By Will E Sanders
TROY — Patrick McGail was the “ringleader and mastermind” of the Halloween eve home invasion and murder of Nathan Wintrow, according to two co-defendants who testified against the alleged murderer during the third day of the trial in common pleas court on Thursday.
Yet the defense for McGail, 18, of Troy, maintains a Troy drug dealer was the true ringleader in the death of Wintrow, 20, who was shot in the head Oct. 30, 2013, in front of his girlfriend and best friend in the laundry room of the 218 E. Canal St., Troy, residence he shared with his 2-year-old daughter.
McGail is standing trial this week and has been charged with murder, aggravated robbery and aggravated burglary, along with firearm specifications. He maintains his innocence.
Co-defendants Jason C. Sowers, 17, and Brendon A. Terrel, 19, both of Troy, took the witness stand and described not only the parts they played in the murder, but also the part McGail played. But the defense continually reminded the jury that both men lied to police several times in the past and attempted to impeach the credibility of each co-defendant.
Thirty-two text messages between Sowers and McGail on the day of the murder revealed McGail came up with a plan to rob Wintrow, a known drug dealer, of money and marijuana. Sowers testified McGail called the practice “dealer hunting,” which Sowers described as robbing a drug dealer of cash and product.

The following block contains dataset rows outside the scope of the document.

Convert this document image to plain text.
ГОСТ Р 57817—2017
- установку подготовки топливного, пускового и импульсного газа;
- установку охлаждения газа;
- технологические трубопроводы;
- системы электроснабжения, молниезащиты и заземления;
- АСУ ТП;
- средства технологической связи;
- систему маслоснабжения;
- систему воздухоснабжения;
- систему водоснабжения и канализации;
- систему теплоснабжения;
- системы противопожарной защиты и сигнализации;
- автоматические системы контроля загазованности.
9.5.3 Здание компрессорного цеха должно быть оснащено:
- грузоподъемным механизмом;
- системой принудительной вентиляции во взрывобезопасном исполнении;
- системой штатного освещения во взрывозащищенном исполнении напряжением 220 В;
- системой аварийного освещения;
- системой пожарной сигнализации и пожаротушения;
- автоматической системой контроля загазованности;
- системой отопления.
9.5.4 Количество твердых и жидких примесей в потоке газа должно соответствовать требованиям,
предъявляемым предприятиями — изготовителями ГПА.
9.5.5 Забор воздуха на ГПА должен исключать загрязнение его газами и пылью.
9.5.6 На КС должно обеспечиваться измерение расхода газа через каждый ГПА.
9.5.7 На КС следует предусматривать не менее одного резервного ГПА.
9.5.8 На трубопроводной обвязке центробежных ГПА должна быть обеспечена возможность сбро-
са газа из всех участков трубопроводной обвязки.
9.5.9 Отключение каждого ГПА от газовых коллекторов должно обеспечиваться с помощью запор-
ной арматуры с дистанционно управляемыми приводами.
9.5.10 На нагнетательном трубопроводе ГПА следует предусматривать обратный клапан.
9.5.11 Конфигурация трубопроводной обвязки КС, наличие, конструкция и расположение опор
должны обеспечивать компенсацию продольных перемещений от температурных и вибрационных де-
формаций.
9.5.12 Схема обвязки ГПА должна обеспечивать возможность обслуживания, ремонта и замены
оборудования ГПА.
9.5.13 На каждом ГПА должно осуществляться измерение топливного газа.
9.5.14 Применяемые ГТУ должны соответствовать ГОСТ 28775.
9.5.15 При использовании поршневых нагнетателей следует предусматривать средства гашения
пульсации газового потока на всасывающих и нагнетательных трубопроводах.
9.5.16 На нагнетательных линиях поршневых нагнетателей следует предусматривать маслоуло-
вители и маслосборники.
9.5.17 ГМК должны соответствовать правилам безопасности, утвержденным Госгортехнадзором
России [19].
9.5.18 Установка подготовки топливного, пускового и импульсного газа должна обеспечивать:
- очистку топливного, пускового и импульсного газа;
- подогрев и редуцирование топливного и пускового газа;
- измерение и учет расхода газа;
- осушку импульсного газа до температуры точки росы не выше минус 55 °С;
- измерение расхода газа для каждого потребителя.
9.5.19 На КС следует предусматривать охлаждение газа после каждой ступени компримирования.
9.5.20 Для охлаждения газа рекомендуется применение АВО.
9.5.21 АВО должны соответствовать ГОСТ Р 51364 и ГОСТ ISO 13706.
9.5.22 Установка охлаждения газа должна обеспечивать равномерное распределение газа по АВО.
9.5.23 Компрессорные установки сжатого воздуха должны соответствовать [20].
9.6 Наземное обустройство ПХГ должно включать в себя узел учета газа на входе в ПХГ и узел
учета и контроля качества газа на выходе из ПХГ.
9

“The plan was we were going to bring baseball bats into the house and take everything,” Sowers said, only that plan changed when it was agreed that firearms would be used instead of bats. He also said McGail wanted to “brand” Wintrow with a wire coat hanger to mark Wintrow as a drug dealer, though that never transpired.
Sowers and McGail went into the home wearing Halloween masks after breaking a window and entering through a locked door, but then they were met by Wintrow, his girlfriend and best friend. A struggle ensued that ended with Sowers firing the fatal shot from a 9mm pistol.
“Patrick, he is the one who came up with the plan,” Terrel, who served as a would-be look-out, testified under direct examination.
Sowers and Terrel have already been convicted for their parts in the Wintrow murder through a plea agreement that stipulated their “substantial assistance” in the case, including their truthful testimony against McGail at trial.
The co-defendants were caught within minutes of the murder, and within the hour McGail emerged on the doorstep of his then-girlfriend, Jessica Shelton, 18, of Troy, according to testimony.
Shelton testified before the jury of six men and six women that McGail came to her home on the night of the murder and acted “jittery,” which was an unusual change from his normally “calm” disposition.
“He seemed upset, like something was wrong,” she said. “He seemed scared and nervous.”
She testified McGail had injuries to his nose, wrist and back. When questioned by her, McGail eventually told her he sustained the injuries while he was inside of Wintrow’s house after he and Sowers went inside and “a fight broke out.”
Shelton said McGail informed her that he fled the scene after he heard a lone gunshot, leaving behind his mask and his knife in the process.
The very same mask and knife contained McGail’s DNA, testified Hallie Garofalo, a forensic chemist with the Ohio Bureau of Criminal Investigations.
She testified DNA analysis on the mask revealed McGail could not be excluded as the source and listed a frequency of occurrence that equaled one in 772 quadrillion. DNA found on the knife blade revealed a frequency of occurrence at one in 13 trillion.
Other testimony came from a deputy corner and forensic pathologist, Dr. Lee Lehman, who conducted the autopsy on Wintrow, and stated that Wintrow died from a gunshot wound to the head at point-blank range.
Additional testimony also was heard from a forensic firearms expert and a Troy police officer who handled a complaint six days before the murder involving McGail and his co-defendants as they sat in a car outside of a Troy pizzeria. The officer testified that all three teens had the same masks, styled after the movie “V for Vendetta,” used in the commission of the crime on that night.
The trial is expected to go into next week.
McGail, out on bond, was 17 at the time of the murder and he, along with Sowers, are both being tried as adults.
It remains unknown if McGail will take to the witness stand in his own defense.